Harry Crouch, president of the San Diego-based National Coalition for Men
Harry Crouch, president of the San Diego-based National Coalition for Men. Image via YouTube.com

A federal judge Friday said that must change — calling the system unconstitutional but not requiring women 18-25 to register*.

U.S. District Judge Gray H. Miller in Houston agreed with the San Diego-based National Coalition for Men and granted its request for summary judgment in a class action suit.

“The male-only registration requirement of the Military Selective Service Act, 50 U.S.C. § 3802(a), violates the Due Process Clause of the Fifth Amendment to the United States Constitution,” says Miller’s “final judgment.”

Judge Miller’s order in NCFM lawsuit over military draft. (PDF)

“Women are now allowed in combat, so this decision is long overdue,” said Marc Angelucci, attorney for NCFM. “After decades of sex discrimination against men in the Selective Service, the courts have finally found it unconstitutional to force only men to register.”

Indeed, Miller wrote: “While historical restrictions on women in the military may have justified past discrimination, men and women are now ‘similarly situated for purposes of a draft or registration for a draft.’ … If there ever was a time to discuss ‘the place of women in the Armed Services,’ that time has passed.”

USA Today noted that the ruling came in the form of a declaratory judgment and not an injunction, “meaning that the court didn’t specifically order the government how to change Selective Service to make it constitutional.”

The paper quoted attorney Angelucci as calling the ruling symbolic to some extent.

“Either they need to get rid of the draft registration, or they need to require women to do the same thing that men do,” he said.

Angelucci said that despite the absence of a draft, men still face prison, fines and denial of federal loans for not registering or for not updating the government of their whereabouts. (But in recent decades, no man has been prosecuted for failing to register.)

“Since women will be required to register with the Selective Service,” he said Saturday in a statement, “they should face the same repercussions as men for any noncompliance.”

Angelucci, a Los Angeles attorney, previously worked as a family law attorney for the Men’s Legal Center in San Diego.

On Monday, a spokesperson for the Department of Justice said it declined to comment. Rep. Duncan Hunter, the Alpine Republican who once made an effort to require women to register for the draft, did not respond to a request for comment.

The New York Times reported at the time: “Representative Duncan D. Hunter … introduced the initial amendment to expand the draft to women in April 2016, but voted against it. Mr. Hunter introduced it to ‘force the conversation’ in Congress about the administration’s new policy, said his chief of staff, Joe Kasper.”

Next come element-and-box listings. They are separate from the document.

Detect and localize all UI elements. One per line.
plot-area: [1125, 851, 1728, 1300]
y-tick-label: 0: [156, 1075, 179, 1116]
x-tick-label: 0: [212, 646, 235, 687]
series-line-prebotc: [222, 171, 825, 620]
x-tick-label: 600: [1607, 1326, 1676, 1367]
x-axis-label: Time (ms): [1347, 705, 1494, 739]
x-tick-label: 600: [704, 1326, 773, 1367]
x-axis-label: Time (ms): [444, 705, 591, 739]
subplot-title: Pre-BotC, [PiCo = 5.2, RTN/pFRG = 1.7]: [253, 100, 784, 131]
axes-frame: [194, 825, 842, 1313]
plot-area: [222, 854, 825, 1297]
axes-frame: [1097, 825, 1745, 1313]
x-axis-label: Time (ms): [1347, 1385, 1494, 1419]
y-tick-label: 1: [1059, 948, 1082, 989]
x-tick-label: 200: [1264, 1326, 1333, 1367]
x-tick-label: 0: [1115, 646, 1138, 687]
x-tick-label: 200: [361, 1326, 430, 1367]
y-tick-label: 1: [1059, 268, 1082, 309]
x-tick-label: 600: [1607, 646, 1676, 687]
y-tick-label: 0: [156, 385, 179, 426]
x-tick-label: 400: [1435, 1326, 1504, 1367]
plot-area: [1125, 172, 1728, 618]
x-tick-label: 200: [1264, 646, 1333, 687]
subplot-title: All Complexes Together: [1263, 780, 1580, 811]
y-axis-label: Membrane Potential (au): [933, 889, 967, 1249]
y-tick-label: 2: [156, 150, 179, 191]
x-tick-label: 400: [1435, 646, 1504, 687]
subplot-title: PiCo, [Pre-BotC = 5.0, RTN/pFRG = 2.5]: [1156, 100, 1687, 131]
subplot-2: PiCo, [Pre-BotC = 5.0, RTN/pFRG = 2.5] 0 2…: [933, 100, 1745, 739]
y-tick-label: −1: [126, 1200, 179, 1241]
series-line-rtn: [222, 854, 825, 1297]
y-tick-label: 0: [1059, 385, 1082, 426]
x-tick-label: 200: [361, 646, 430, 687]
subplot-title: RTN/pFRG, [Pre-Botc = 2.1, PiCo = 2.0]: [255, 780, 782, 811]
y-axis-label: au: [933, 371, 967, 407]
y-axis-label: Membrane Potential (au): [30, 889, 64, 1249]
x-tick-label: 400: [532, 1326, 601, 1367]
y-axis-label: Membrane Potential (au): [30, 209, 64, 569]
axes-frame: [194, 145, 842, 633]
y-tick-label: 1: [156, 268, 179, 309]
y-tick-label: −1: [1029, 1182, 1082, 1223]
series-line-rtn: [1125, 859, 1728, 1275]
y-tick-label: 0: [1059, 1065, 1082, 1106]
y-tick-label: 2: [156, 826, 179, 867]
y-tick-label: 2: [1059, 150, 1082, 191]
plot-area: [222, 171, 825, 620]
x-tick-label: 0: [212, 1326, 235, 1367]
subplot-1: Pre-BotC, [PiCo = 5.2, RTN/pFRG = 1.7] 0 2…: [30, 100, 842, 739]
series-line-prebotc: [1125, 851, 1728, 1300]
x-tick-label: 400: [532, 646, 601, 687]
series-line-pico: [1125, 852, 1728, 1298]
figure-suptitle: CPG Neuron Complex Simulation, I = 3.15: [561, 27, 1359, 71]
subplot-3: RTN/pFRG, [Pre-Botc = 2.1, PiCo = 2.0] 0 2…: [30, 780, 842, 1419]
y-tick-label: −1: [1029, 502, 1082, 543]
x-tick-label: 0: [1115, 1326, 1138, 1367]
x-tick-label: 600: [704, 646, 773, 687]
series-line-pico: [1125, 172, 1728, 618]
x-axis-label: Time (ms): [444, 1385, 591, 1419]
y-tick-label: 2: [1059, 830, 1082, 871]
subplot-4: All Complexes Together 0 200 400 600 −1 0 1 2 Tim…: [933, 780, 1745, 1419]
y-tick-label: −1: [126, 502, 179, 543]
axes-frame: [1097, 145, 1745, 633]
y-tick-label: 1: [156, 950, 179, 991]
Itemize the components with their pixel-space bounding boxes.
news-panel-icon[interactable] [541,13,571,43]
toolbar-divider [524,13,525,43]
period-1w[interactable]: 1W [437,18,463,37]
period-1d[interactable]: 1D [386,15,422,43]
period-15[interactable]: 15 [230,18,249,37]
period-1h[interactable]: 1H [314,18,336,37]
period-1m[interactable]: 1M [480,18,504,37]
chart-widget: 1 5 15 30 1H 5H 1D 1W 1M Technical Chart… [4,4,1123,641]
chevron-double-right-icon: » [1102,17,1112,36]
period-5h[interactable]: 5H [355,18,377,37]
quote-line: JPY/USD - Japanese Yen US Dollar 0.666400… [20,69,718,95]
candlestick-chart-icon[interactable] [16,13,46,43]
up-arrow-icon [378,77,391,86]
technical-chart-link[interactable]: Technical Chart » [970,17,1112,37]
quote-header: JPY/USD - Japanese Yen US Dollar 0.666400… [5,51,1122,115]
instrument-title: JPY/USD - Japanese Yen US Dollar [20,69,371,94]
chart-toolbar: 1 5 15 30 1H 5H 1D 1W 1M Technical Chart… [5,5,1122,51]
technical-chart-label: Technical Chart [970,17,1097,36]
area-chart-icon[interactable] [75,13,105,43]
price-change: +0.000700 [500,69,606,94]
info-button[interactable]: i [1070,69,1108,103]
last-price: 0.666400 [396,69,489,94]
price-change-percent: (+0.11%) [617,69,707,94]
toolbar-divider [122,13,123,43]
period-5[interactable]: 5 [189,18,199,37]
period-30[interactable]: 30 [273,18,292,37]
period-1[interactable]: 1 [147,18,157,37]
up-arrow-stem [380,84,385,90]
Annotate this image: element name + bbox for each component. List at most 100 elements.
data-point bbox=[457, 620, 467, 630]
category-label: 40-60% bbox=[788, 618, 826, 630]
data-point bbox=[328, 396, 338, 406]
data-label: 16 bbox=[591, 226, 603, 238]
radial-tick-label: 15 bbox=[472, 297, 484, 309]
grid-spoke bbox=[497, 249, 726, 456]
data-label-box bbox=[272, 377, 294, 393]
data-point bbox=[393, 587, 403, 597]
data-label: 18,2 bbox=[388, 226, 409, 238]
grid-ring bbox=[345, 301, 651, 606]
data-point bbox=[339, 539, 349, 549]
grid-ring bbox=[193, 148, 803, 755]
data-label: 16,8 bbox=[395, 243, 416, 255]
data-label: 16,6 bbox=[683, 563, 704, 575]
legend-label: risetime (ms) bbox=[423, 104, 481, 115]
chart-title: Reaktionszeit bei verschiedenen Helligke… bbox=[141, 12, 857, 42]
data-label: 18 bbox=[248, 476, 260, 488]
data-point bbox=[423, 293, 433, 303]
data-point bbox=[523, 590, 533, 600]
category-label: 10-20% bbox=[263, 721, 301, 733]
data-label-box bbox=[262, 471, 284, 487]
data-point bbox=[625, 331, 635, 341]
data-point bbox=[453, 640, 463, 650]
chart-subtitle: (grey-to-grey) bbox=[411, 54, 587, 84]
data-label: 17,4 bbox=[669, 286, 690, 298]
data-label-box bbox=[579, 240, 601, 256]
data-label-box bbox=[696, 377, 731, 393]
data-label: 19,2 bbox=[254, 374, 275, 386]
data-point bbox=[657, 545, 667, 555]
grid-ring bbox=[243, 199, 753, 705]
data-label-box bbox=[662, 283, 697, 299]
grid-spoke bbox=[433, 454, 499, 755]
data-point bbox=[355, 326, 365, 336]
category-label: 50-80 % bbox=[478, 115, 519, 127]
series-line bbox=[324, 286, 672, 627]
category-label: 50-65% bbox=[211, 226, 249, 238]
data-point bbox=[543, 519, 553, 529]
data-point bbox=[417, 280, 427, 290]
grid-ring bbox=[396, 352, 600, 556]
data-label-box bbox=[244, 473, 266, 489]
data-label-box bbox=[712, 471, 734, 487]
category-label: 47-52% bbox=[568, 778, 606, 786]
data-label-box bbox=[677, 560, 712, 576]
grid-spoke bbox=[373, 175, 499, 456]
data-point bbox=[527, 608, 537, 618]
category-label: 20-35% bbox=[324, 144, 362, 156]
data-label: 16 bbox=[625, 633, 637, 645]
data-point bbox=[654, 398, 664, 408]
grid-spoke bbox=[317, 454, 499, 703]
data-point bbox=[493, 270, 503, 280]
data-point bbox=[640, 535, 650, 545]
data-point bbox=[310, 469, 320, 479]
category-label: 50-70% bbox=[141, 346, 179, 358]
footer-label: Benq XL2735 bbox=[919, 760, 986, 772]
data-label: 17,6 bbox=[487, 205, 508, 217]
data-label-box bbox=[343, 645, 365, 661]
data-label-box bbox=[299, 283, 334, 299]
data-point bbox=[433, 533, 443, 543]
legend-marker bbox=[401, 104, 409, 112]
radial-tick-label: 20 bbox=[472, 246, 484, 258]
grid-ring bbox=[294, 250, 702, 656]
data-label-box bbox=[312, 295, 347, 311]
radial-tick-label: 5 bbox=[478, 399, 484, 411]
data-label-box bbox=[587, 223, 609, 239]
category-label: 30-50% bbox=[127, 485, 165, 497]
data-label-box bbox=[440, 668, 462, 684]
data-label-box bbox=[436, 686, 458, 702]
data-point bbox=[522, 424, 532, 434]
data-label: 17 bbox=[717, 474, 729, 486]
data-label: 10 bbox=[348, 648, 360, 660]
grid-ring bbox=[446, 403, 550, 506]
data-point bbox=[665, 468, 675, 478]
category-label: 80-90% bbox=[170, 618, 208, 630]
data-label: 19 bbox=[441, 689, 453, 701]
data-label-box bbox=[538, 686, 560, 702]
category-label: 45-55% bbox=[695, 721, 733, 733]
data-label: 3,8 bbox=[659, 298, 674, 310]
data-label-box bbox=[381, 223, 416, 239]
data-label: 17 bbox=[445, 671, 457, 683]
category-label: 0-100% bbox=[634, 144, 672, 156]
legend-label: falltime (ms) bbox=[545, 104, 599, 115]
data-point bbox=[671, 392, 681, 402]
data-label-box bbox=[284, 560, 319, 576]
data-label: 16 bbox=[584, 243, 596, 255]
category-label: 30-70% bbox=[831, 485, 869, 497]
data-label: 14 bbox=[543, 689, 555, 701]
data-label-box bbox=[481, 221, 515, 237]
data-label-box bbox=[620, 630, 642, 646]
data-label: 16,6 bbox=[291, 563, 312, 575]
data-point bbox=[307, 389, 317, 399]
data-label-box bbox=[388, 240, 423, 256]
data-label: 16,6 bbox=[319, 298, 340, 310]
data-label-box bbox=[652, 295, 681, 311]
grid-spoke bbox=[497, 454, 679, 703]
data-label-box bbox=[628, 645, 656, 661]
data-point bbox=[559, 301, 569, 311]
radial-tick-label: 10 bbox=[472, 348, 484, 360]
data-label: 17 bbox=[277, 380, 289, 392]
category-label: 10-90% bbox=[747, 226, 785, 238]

Miller was appointed a federal judge by President George W. Bush on April 25, 2006.

Last April, Miller dealt the government a blow by saying NCFM could proceed with the case even though the coalition’s co-plaintiffs, James Lesmeister and Anthony Davis, had never been drafted or risked being prosecuted, because they both registered for the draft.

“Regardless, both have a continuing obligation to update SSS with changes to their information. That obligation, paired with the requirement to register with SSS, constitutes an injury sufficient for Article III standing,” Miller wrote.

Courthouse News reported: “In its dismissal motion, the government said the challengers are trying to intrude on Congress’s authority to oversee military affairs, and their claims are precluded by the U.S. Supreme Court 1981 ruling in Rostker v. Goldberg, involving men who made similar sex-discrimination arguments about draft-registration rules.

“Justices Byron White wrote a dissent, joined by Justice William Brennan, who also joined a separate dissent by Justice Thurgood Marshall. The 6-3 majority in Rostker held that because women were excluded from combat, there was no need to draft them, so the male-only rule was constitutional.”

But since the military now allows women to fight alongside men, that reasoning didn’t hold.

“Regarding Rostker’s holding that the male-only draft did not violate the Constitution, the factual circumstances of this case are different. … Now, women can serve in combat roles,” Miller wrote.

The lawsuit dates to April 2013 in Los Angeles federal court. But since Lesmeister was not a coalition member, the case was transferred to the Southern District of Texas — Lesmeister lives near Houston.

In August 2017, the NCFM added member Anthony Davis as a plaintiff.

“Judge Miller found the addition of Davis was enough for the coalition to establish ‘associational standing,’” said Courthouse News.

In his 19-page judgment Friday, Miller added: “Had Congress compared male and female rates of physical eligibility, for example, and concluded that it was not administratively wise to draft women, the court may have been bound to defer to Congress’s judgment. Instead, at most, it appears that Congress obliquely relied on assumptions and overly broad stereotypes about women and their ability to fulfill combat roles.”

Miller says the government didn’t prove that the male-only registration requirement continues to be substantially related to Congress’s objective of raising and supporting armies.

According to government figures, 9 percent of U.S. men 18-25 weren’t registered for the draft in 2017.

The Selective Service System had nearly 17 million registrant names and addresses on file.

*Correction: An earlier version of this story incorrectly said the judge ordered the government to have women register for the draft.